I've been having horrible fears that I will have to settle for my own mediocrity. Examples: I will never be a fluent Korean speaker / reader / writer, I will never be a technically impeccable violinist, I will never be an Olympic swimmer. Some of these make me sadder than others, but the really scary one is: I will never be a good artist. I was thinking yesterday, how come I'm not an amazing athlete? Or any number of things? And my answer was that I am just not willing to sacrifice certain things for any one thing. Like, I really hate not sleeping enough hours in a day, therefore, I won't practice violin for 8 hours a day. So, I might be a mediocre violinist, but at least I'll be less cranky.

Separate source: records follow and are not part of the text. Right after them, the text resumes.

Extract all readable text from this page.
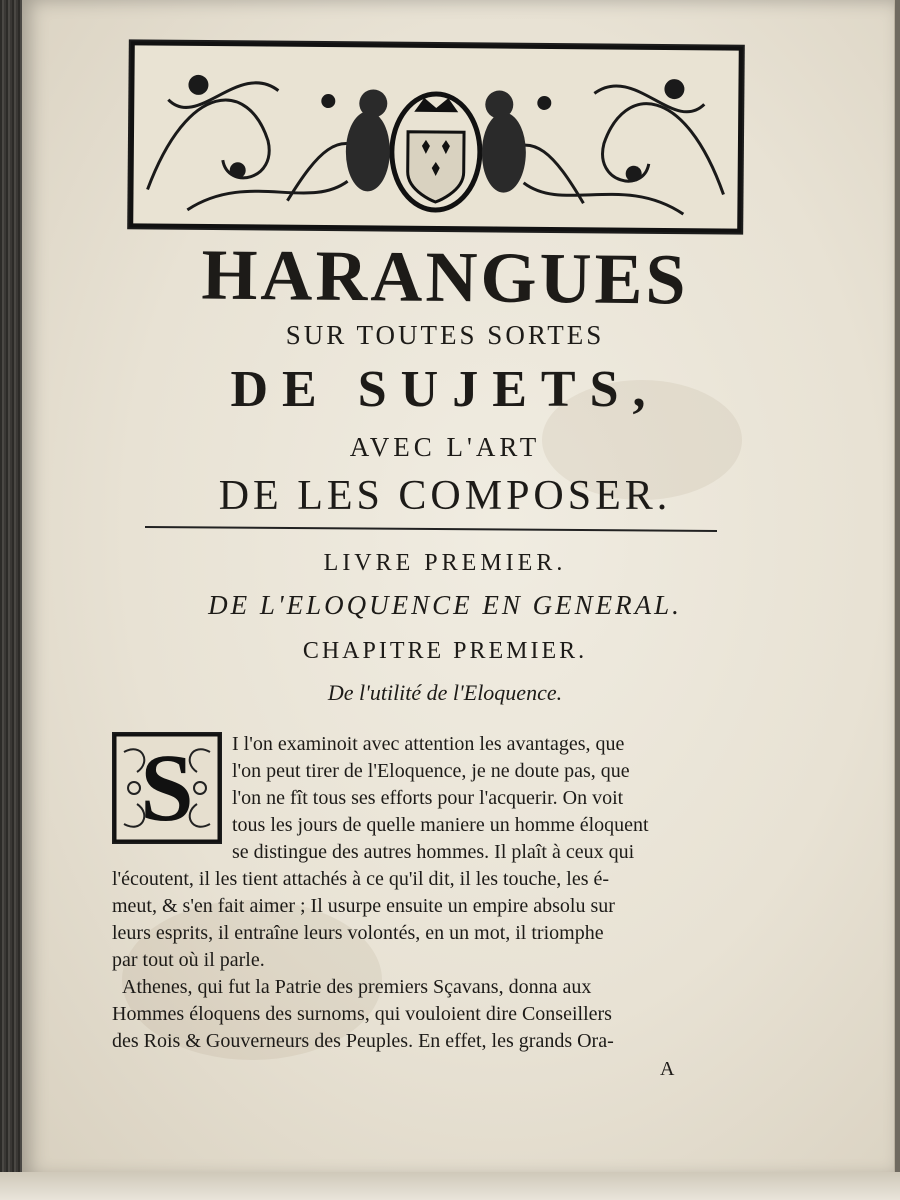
HARANGUES
SUR TOUTES SORTES
DE SUJETS,
AVEC L'ART
DE LES COMPOSER.
LIVRE PREMIER.
DE L'ELOQUENCE EN GENERAL.
CHAPITRE PREMIER.
De l'utilité de l'Eloquence.
S	I l'on examinoit avec attention les avantages, que
l'on peut tirer de l'Eloquence, je ne doute pas, que
l'on ne fît tous ses efforts pour l'acquerir. On voit
tous les jours de quelle maniere un homme éloquent
se distingue des autres hommes. Il plaît à ceux qui
l'écoutent, il les tient attachés à ce qu'il dit, il les touche, les é-
meut, & s'en fait aimer ; Il usurpe ensuite un empire absolu sur
leurs esprits, il entraîne leurs volontés, en un mot, il triomphe
par tout où il parle.
Athenes, qui fut la Patrie des premiers Sçavans, donna aux
Hommes éloquens des surnoms, qui vouloient dire Conseillers
des Rois & Gouverneurs des Peuples. En effet, les grands Ora-
A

But what if I just don't have a very good eye or sense of space? It doesn't matter how much I practice making things if I don't have a real talent for it.
I'm having a hard time unraveling all of this b/c I am not getting enough sleep. Which is what happens when you are on government funding!! It all makes sense when I'm laying on the floor on a bead pillow (like an abacus built as a cube w/beads on taut strings instead of metal rods) reading Murakami stories. But when I try to articulate it in written English, it all disappears. Which I am about to do, so that I get enough sleep for the coming adventures - wait until you hear about what is in store for the next few days!!
1 comment:
shhhhhhh, Aimee, don't tell anyone, but all artists have the same fear.... even if we don't talk about it.